Though the title may indicate something apocalyptic, Annihilation is chiefly concerned with the destruction of the self. The pitch-perfect script seeks to show rather than tell, imbuing each character with clear motivations that all operate as means to a shared end — that is, the end of their lives. Viewers with a history of depression have reported feeling a heightened connection to both the film’s themes and imagery — Garland has created a powerful, stealthy metaphor. Although Garland began as a novelist, Annihilation proves that he was made to direct, capable of working on multiple layers without any of them feeling half-baked or overwrought. These prismatic facets collide in the final confrontation, a bold, completely unforeseeable literalization of both struggles with mental illness and imposter syndrome that borders on performance art — made all the more effective by its near-wordlessness.

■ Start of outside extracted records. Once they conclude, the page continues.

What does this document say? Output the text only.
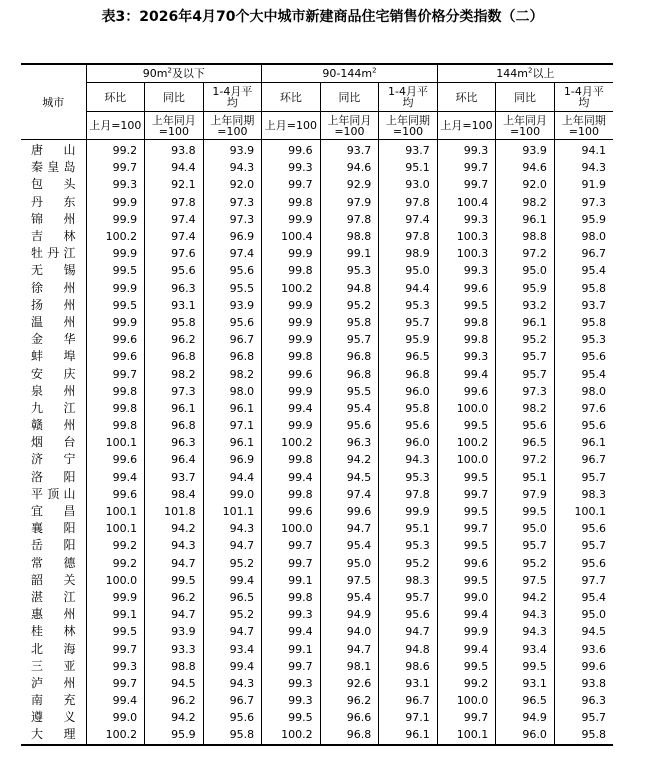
表3：2026年4月70个大中城市新建商品住宅销售价格分类指数（二）
城市	$90m^2$及以下			$90-144m^2$			$144m^2$以上		
	环比	同比	1-4月平均	环比	同比	1-4月平均	环比	同比	1-4月平均
	上月=100	上年同月=100	上年同期=100	上月=100	上年同月=100	上年同期=100	上月=100	上年同月=100	上年同期=100
唐　山	99.2	93.8	93.9	99.6	93.7	93.7	99.3	93.9	94.1
秦皇岛	99.7	94.4	94.3	99.3	94.6	95.1	99.7	94.6	94.3
包　头	99.3	92.1	92.0	99.7	92.9	93.0	99.7	92.0	91.9
丹　东	99.9	97.8	97.3	99.8	97.9	97.8	100.4	98.2	97.3
锦　州	99.9	97.4	97.3	99.9	97.8	97.4	99.3	96.1	95.9
吉　林	100.2	97.4	96.9	100.4	98.8	97.8	100.3	98.8	98.0
牡丹江	99.9	97.6	97.4	99.9	99.1	98.9	100.3	97.2	96.7
无　锡	99.5	95.6	95.6	99.8	95.3	95.0	99.3	95.0	95.4
徐　州	99.9	96.3	95.5	100.2	94.8	94.4	99.6	95.9	95.8
扬　州	99.5	93.1	93.9	99.9	95.2	95.3	99.5	93.2	93.7
温　州	99.9	95.8	95.6	99.9	95.8	95.7	99.8	96.1	95.8
金　华	99.6	96.2	96.7	99.9	95.7	95.9	99.8	95.2	95.3
蚌　埠	99.6	96.8	96.8	99.8	96.8	96.5	99.3	95.7	95.6
安　庆	99.7	98.2	98.2	99.6	96.8	96.8	99.4	95.7	95.4
泉　州	99.8	97.3	98.0	99.9	95.5	96.0	99.6	97.3	98.0
九　江	99.8	96.1	96.1	99.4	95.4	95.8	100.0	98.2	97.6
赣　州	99.8	96.8	97.1	99.9	95.6	95.6	99.5	95.6	95.6
烟　台	100.1	96.3	96.1	100.2	96.3	96.0	100.2	96.5	96.1
济　宁	99.6	96.4	96.9	99.8	94.2	94.3	100.0	97.2	96.7
洛　阳	99.4	93.7	94.4	99.4	94.5	95.3	99.5	95.1	95.7
平顶山	99.6	98.4	99.0	99.8	97.4	97.8	99.7	97.9	98.3
宜　昌	100.1	101.8	101.1	99.6	99.6	99.9	99.5	99.5	100.1
襄　阳	100.1	94.2	94.3	100.0	94.7	95.1	99.7	95.0	95.6
岳　阳	99.2	94.3	94.7	99.7	95.4	95.3	99.5	95.7	95.7
常　德	99.2	94.7	95.2	99.7	95.0	95.2	99.6	95.2	95.6
韶　关	100.0	99.5	99.4	99.1	97.5	98.3	99.5	97.5	97.7
湛　江	99.9	96.2	96.5	99.8	95.4	95.7	99.0	94.2	95.4
惠　州	99.1	94.7	95.2	99.3	94.9	95.6	99.4	94.3	95.0
桂　林	99.5	93.9	94.7	99.4	94.0	94.7	99.9	94.3	94.5
北　海	99.7	93.3	93.4	99.1	94.7	94.8	99.4	93.4	93.6
三　亚	99.3	98.8	99.4	99.7	98.1	98.6	99.5	99.5	99.6
泸　州	99.7	94.5	94.3	99.3	92.6	93.1	99.2	93.1	93.8
南　充	99.4	96.2	96.7	99.3	96.2	96.7	100.0	96.5	96.3
遵　义	99.0	94.2	95.6	99.5	96.6	97.1	99.7	94.9	95.7
大　理	100.2	95.9	95.8	100.2	96.8	96.1	100.1	96.0	95.8
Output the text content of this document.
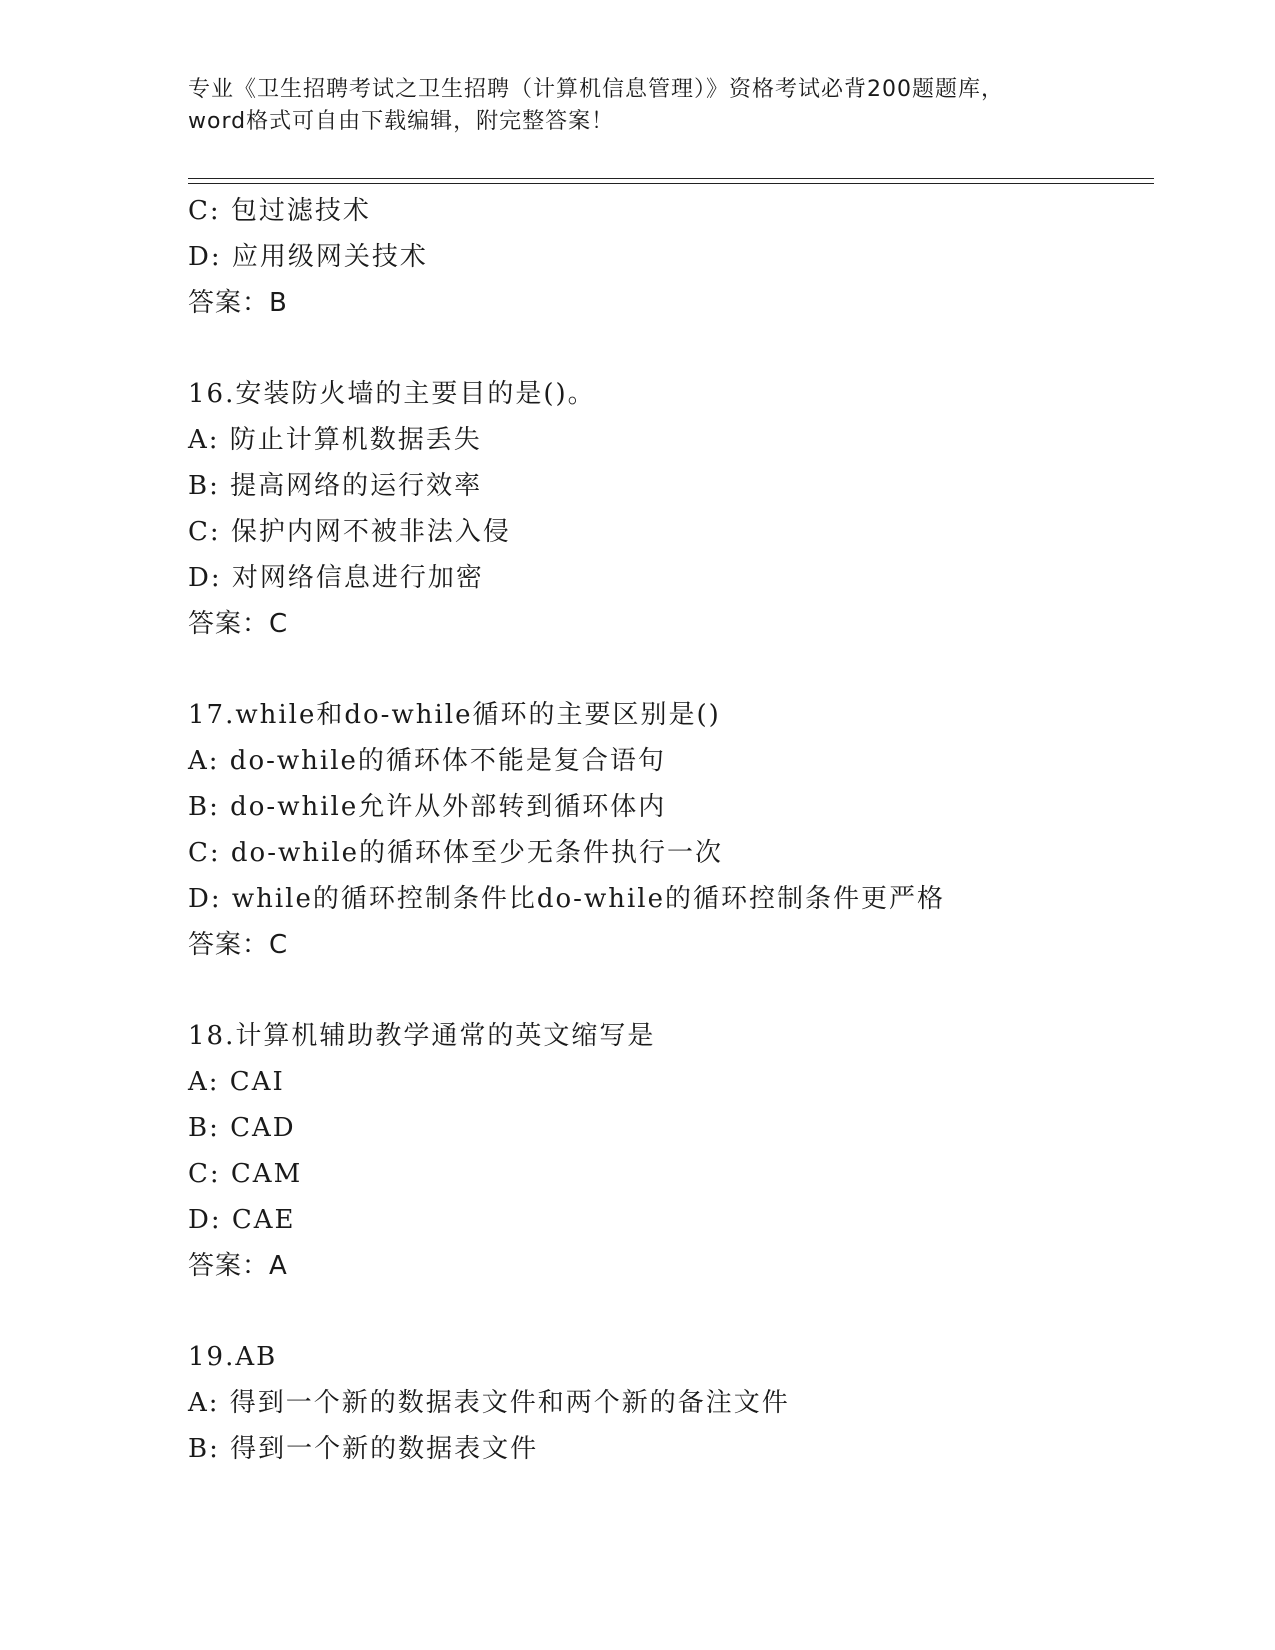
专业《卫生招聘考试之卫生招聘（计算机信息管理）》资格考试必背200题题库，
word格式可自由下载编辑，附完整答案！
C: 包过滤技术
D: 应用级网关技术
答案：B
16.安装防火墙的主要目的是()。
A: 防止计算机数据丢失
B: 提高网络的运行效率
C: 保护内网不被非法入侵
D: 对网络信息进行加密
答案：C
17.while和do-while循环的主要区别是()
A: do-while的循环体不能是复合语句
B: do-while允许从外部转到循环体内
C: do-while的循环体至少无条件执行一次
D: while的循环控制条件比do-while的循环控制条件更严格
答案：C
18.计算机辅助教学通常的英文缩写是
A: CAI
B: CAD
C: CAM
D: CAE
答案：A
19.AB
A: 得到一个新的数据表文件和两个新的备注文件
B: 得到一个新的数据表文件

Annihilation’s commitment to gothic themes of self-destruction and the seductive power of the unknown suffuses its every frame and spoken line, resulting in a journey at once personal in its focus and sprawling in its implications. Paramount should receive notable credit for releasing it on a staggering 2,112 screens across the country, as the meager box office returns are proof of what that executive knew as soon as the credits rolled on that test screening. For all of audiences’ complaints about a lack of originality in big-budget releases, statistics show that other than broadly-marketed films like Get Out, wholly original offerings like Annihilation just don’t bring people to theaters. In a sad illustration of a growing trend, the film will be released internationally on Netflix March 12. While that may result in a cult following, online viewers will miss out on a stunning theatrical experience. So catch it in theaters while you still can — and try not to look away.